Managing high security psychiatric care Edited by Charles Kaye and Alan Franey Jessica Kingsley Publishers 240 pages £19.95

Edited by, and with chapters from, two senior NHS managers involved in the special hospitals, this book provides a fascinating, if partial, view of the management challenges in the often closed world of Broadmoor, Rampton and Ashworth.

The book opens with an perceptive introduction and history of the hospitals, tracking the story from the foundation of Broadmoor in 1863 to the present. Given the archive material available at the hospitals, I found this section a little sketchy.

Later chapters, on culture and the inheritance of the former Special Hospitals Service Authority, provide fuller commentary on the history - particularly the influence of the Prison Officers Association - and the mythology surrounding these institutions. The political realities of running such a service are well described and give the reader a flavour of what challenges managers face in handling the relationship between security and therapy.

A chapter examining the troubled industrial relations at the hospitals does not sit on any fences. It states boldly that 'the POA should no longer be recognised' if real culture change is to occur.

Margaret Orr attempts to describe the hospital patients and trots out the now rather sterile and unhelpful psychiatric terminology, including the term 'psychopathically disordered'. Greater discussion of the weakness of current knowledge would have been useful, as would a specific analysis of the special needs of women patients as well as black people and other minority groups.

Professor Pamela Taylor provides an excellent and useful analysis of the thorny issues of patient relationships, which any forensic mental health service would find valuable. This chapter provides well-researched guidance of a practical nature that is realistic and sensitive.
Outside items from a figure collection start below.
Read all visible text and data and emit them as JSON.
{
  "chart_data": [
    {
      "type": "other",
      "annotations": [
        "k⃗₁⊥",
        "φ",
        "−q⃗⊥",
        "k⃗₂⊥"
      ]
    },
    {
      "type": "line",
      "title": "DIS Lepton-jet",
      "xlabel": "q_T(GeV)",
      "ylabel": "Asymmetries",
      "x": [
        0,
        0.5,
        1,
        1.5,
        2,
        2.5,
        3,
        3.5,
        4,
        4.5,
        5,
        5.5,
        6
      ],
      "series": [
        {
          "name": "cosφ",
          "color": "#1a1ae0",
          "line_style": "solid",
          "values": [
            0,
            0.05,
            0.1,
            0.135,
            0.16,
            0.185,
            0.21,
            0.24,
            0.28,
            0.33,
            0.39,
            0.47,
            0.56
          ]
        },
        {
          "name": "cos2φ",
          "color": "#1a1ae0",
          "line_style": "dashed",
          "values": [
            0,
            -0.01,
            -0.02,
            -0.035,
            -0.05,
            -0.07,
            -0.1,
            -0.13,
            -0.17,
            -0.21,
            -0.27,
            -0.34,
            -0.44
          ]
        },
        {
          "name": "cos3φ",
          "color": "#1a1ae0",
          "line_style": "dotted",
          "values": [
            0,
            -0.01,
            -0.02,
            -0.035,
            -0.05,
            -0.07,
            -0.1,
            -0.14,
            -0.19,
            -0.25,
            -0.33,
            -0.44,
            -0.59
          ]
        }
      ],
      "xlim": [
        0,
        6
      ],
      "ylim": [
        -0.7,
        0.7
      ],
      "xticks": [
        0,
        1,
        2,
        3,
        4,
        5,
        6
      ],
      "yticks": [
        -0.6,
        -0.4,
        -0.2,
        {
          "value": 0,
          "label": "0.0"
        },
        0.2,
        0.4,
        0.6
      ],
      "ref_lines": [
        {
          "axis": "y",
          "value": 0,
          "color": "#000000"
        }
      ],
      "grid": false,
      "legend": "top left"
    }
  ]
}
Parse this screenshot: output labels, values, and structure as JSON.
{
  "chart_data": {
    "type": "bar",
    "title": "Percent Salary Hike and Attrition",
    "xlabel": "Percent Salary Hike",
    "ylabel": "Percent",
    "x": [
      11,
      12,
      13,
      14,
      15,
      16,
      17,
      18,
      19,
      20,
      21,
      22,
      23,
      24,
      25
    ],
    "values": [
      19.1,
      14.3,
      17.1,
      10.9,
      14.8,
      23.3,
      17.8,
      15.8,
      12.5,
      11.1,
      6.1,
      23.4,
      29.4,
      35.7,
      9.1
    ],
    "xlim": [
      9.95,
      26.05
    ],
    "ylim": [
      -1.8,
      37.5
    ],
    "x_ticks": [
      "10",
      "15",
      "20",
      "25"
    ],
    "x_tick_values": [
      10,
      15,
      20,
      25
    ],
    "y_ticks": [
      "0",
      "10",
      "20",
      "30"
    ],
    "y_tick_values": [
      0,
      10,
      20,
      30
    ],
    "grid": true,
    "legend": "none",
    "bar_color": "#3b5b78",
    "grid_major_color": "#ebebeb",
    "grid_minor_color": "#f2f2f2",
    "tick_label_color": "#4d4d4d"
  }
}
The book examines the influences of the media coverage of the hospitals and the effects of independent inquiries, of which there have been many. I found it somewhat defensive and depressing on these topics.

The media will always have a legitimate interest in these services, but the book fails to ask whether more open policies might actually help.

The authors accurately plot the negative effects of inquiries and question their role. In truth, the need for independent examination of these hospitals is crucial in an open society, however painful.

The authors courageously accept that 'with hindsight, we would have initiated fewer inquiries, but followed them up more vigorously'.

The book plots the progress made from the inception of the SHSA in 1989, including the elimination of slopping out and the introduction of 24-hour care. It offers candid examination of some of the more extreme mistakes, for example the death of young black men in Broadmoor, a chilling reminder that much still needs to be done.

But this book has a major deficit. It does not include any real contribution from the patients' experience. In any attempt to get a balanced picture of the work of these hospitals, a user perspective, gained from somebody who has actually lived in the system, is essential. The views of one or two former patients would have given a more rounded picture.

The definitive story of these three hospitals may never be written, but this book does attempt to provide an honest, and at times painful, examination of what goes on.

Ray Rowden Visiting professor at York University.